Judy Yang spent her Monday weeding, watering and preparing to plant broccoli, cabbage, sweet corn and other crops in rural Dakota County, where she's part of a Hmong farmers collective.
Until recently, the county had proposed condemning up to 20 acres of that farmland for a new highway exchange. That could have eliminated the plots of several of the Hmong American Farmers Association's small-scale farmers, who make up more than half the growers at Twin Cities farmers markets.
The Legislature stepped in, including language in the 2023 bonding bill that will keep the government from ever taking HAFA's 155 acres of land without their consent. The county said it had already decided the project to rebuild the interchange at Hwy. 52 and County Road 66 was too expensive, but the new law provides another safeguard.

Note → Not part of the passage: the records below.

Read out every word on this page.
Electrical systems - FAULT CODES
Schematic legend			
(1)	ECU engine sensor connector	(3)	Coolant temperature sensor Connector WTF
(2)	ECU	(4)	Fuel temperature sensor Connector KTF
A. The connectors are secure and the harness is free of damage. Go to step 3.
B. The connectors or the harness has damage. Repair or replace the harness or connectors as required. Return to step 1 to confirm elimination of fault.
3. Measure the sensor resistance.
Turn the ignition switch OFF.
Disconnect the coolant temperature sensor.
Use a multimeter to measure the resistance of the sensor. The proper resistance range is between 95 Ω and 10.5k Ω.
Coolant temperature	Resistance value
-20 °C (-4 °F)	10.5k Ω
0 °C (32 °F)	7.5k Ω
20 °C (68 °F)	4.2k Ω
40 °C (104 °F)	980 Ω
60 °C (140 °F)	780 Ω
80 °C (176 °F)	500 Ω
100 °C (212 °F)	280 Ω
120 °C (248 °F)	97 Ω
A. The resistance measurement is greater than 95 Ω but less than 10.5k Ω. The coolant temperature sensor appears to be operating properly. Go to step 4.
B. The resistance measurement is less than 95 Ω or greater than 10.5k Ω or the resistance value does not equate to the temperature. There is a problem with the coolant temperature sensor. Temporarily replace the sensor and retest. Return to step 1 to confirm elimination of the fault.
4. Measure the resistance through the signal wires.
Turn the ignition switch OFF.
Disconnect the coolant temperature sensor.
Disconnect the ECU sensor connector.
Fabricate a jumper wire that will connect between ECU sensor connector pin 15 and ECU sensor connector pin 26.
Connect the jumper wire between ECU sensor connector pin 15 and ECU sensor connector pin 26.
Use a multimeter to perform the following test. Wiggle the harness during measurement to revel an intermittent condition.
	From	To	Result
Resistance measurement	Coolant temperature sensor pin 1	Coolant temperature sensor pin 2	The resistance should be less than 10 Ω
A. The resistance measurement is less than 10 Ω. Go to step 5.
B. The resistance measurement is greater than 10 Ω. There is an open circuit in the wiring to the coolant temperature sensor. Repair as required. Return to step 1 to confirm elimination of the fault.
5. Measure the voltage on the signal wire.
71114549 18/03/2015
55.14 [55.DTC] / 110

"I'm glad they [did] not take our land," Yang said, looking out from under a wide-brimmed hat.
The association's farm, a membership-based nonprofit organization, provides the Hmong Americans who farm there predictable access to undeveloped land in the metro area each year.
Farmers, who sublease the land, must cultivate at least five acres but not more than 10, association executive director Janssen Hang said. There are 25 five-acre plots farmed by more than 100 people using sustainable methods.
"We're not just working with the farmers ... we're working with their extended families as well," he said.
The association began leasing its current property in 2013. In 2020, the state included $2 million in a bonding bill so it could buy the land. The purchase was completed in September 2022, Hang said.